Unnamed: 0,Age,Brands,Cilinder,Color,Currency,Engine,Fuel_type,KM,Location,Models,Price,Transmission,Upholstery,Urlpic,Version,Year
0,1.0,SUZUKI,3.0,rojo,USD,1000.0,gasolina,16684.0,Lima,S-PRESSO,9800.0,mecanica,tela,https://cde.neoauto.pe/autos_usados/360x240/66...,4x2,2023.0
1,1.0,DFSK,4.0,blanco,USD,1500.0,gas_glp,11054.0,Lima,GLORY 500,12000.0,mecanica,tela,https://cde.neoauto.pe/autos_usados/360x240/70...,delantera,2023.0
2,1.0,TOYOTA,4.0,rojo,USD,1300.0,gas_gnv,15500.0,Lima,YARIS,15500.0,mecanica,tela,https://cde.neoauto.pe/autos_usados/360x240/70...,delantera,2023.0
3,4.0,FORD,6.0,blanco,USD,3500.0,gasolina,12500.0,Lima,RAPTOR,75900.0,automatica_secuencial,tela,https://cde.neoauto.pe/autos_usados/360x240/30...,4x4,2020.0
4,1.0,KIA,4.0,gris,USD,1999.0,gasolina,52130.0,Lima,SPORTAGE,27900.0,mecanica,cuero,https://cde.neoauto.pe/autos_usados/360x240/70...,4x2,2023.0


In [3]:
cols_to_remove = ['Urlpic', 'Year', 'Currency']
data.drop(columns = cols_to_remove, inplace = True)
data_clean = data.dropna(subset = ['Price'])

In [4]:
X = data_clean.drop(columns = 'Price').copy()
y = data_clean['Price'].copy()

Declara hyperparameters

In [5]:
param_grid = {'max_depth': [3, 4, 5, 6],
              'min_child_weight': [0.01, 0.1, 1, 5, 10],
              'reg_lambda': [0.01, 0.1, 1, 10],
              'alpha': [0, 0.1, 0.5, 1, 5, 10],
              'gamma': [0, 0.1, 0.5, 1, 5, 10],
              'learning_rate': [0.01, 0.02, 0.05, 0.1],
              'subsample': [0.5, 0.7, 1]}

seed_param = list(ParameterGrid(param_grid))
print(f'Grid size: {len(seed_param)}')

random.seed(123)

seed_param = random.sample(seed_param, len(seed_param))
print(f'Seed param size: {len(seed_param)}')

random.seed(None)

# select iterations
seed_param = seed_param[0:1000]
print(f'Selected combinations: {len(seed_param)}')


Grid size: 34560
Seed param size: 34560
Selected combinations: 1000


Create multisession manager

In [6]:
name_register = 'datasets/manager/estimator_manager.csv'
if not os.path.exists(name_register):
    setup = pd.DataFrame(list(range(len(seed_param))), columns = ['iteration'])
    setup['status'] = 'Free'
    setup.to_csv(name_register, index = False)
    print(f'Created Register: {name_register}')
else:
    setup = pd.read_csv(name_register)
    print(f'Read Register: {name_register}')
    print(setup['status'].value_counts())

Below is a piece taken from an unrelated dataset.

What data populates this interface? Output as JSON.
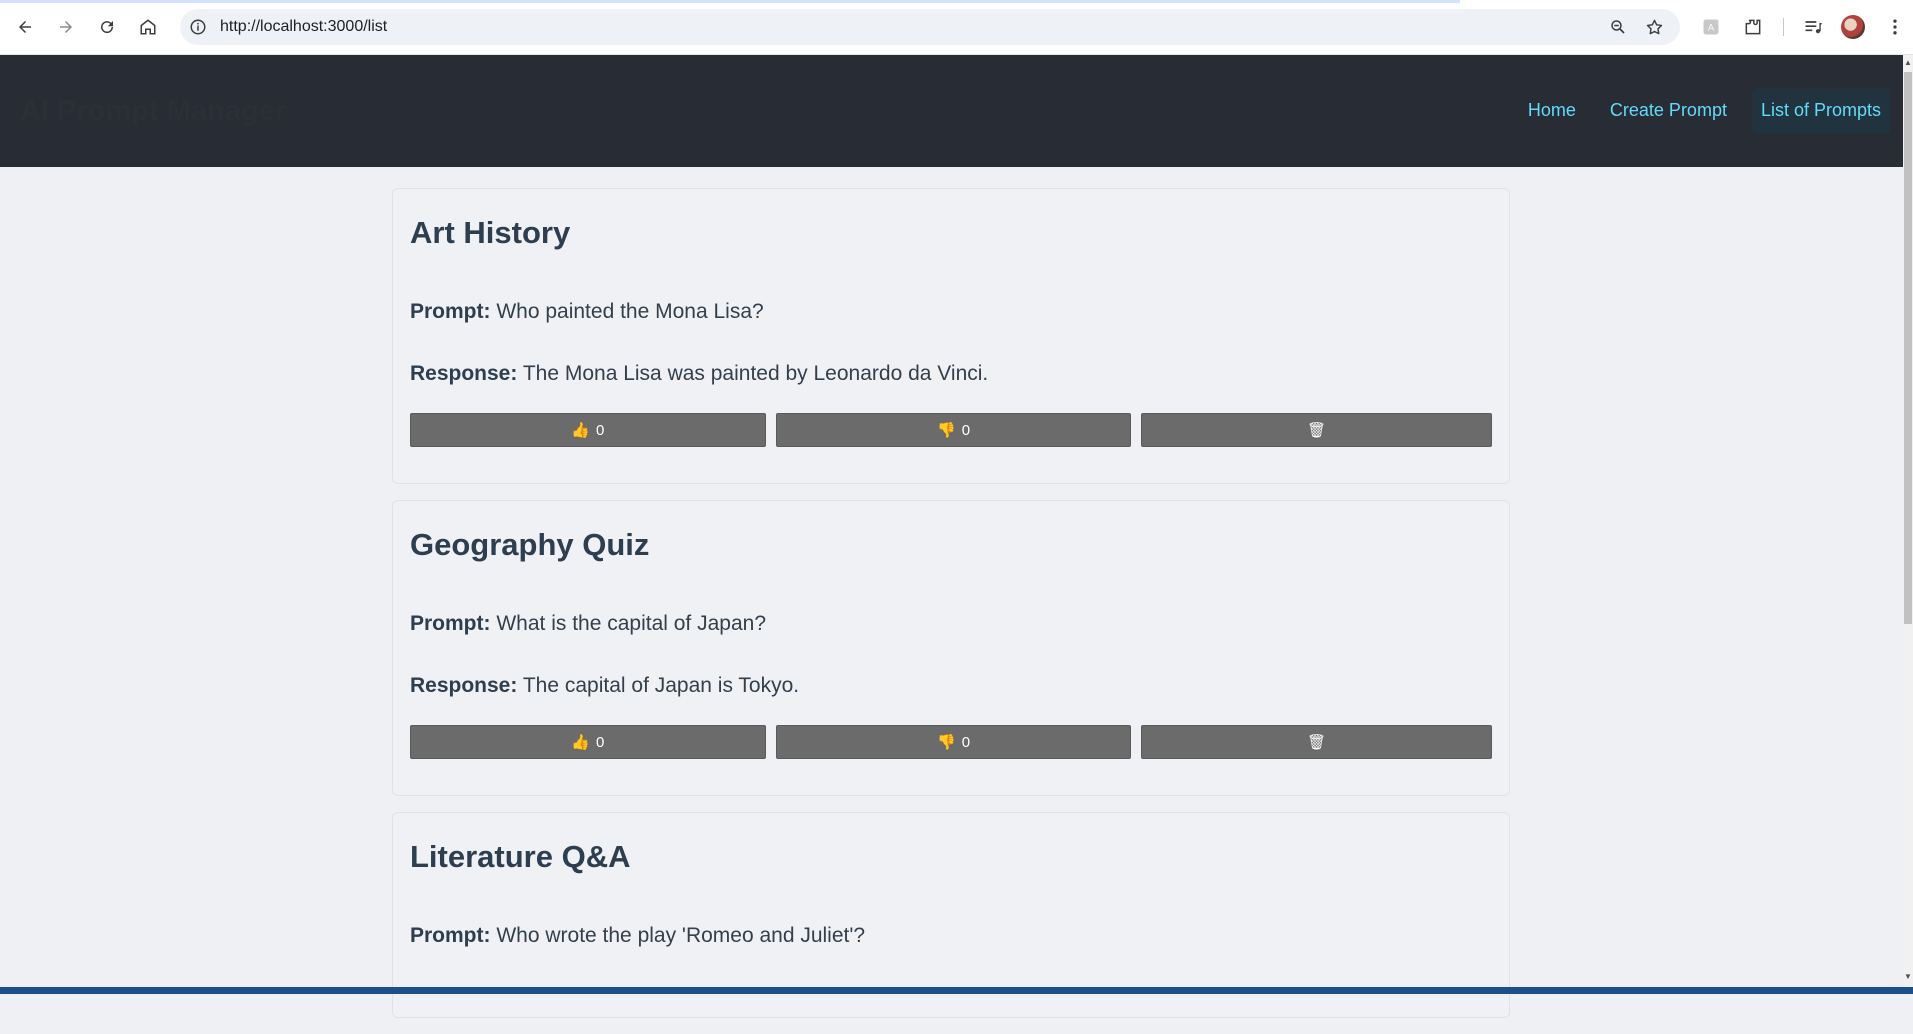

Created Register: datasets/manager/estimator_manager.csv


In [7]:
iter_to_process = setup.loc[setup['status'] == 'Free', 'iteration'].tolist()
n_task_left = setup[setup['status'] == 'Free'].shape[0]
n_task_left

1000

Declare input for multisession

In [8]:
step = 100
ntasks = int(np.ceil(len(seed_param) / step))
ntasks

10

In [None]:
def multisession(nn):
    iteration = nn * step
    print(f'Group: ({nn + 1} / {ntasks}), Iteration = {iteration}')

    results = pd.DataFrame()
    for i, param in enumerate(seed_param[iteration: iteration + step]):

        for seed in range(100):
            
            trainval, test = train_test_split(data_clean, train_size = 0.8, shuffle = True, random_state = seed)

            # Get X and y matrices
            X = trainval.drop(columns = 'Price').copy()
            y = trainval['Price'].copy()
            
            X_test = test.drop(columns = 'Price').copy()
            y_test = test['Price'].copy()

            cv = KFold(n_splits = 5, shuffle = True, random_state = seed)

            cv_result = list()
            for n_iter, (train_index, val_index) in enumerate(cv.split(X, y)):
                X_train, y_train = X.iloc[train_index], y.iloc[train_index]
                X_val, y_val = X.iloc[val_index], y.iloc[val_index]

                # declare encoder
                encoder = CatBoostEncoder(handle_missing = 'return_nan',
                                        handle_unknown = 'return_nan')
                
                # declare transformer
                transformer = ColumnTransformer([('enc', encoder, make_column_selector(dtype_include = ['object', 'category']))],
                                                remainder = 'passthrough',
                                                verbose_feature_names_out = False)
                
                # declare estimator
                estimator = XGBRegressor(objective = 'reg:squarederror',
                                         eval_metric = r2_score,
                                         n_estimators = 500,
                                         early_stopping_rounds = 15,
                                         **param)
                
                # create preprocessing
                preprocessing = Pipeline([('enc', encoder), ('trs', transformer)])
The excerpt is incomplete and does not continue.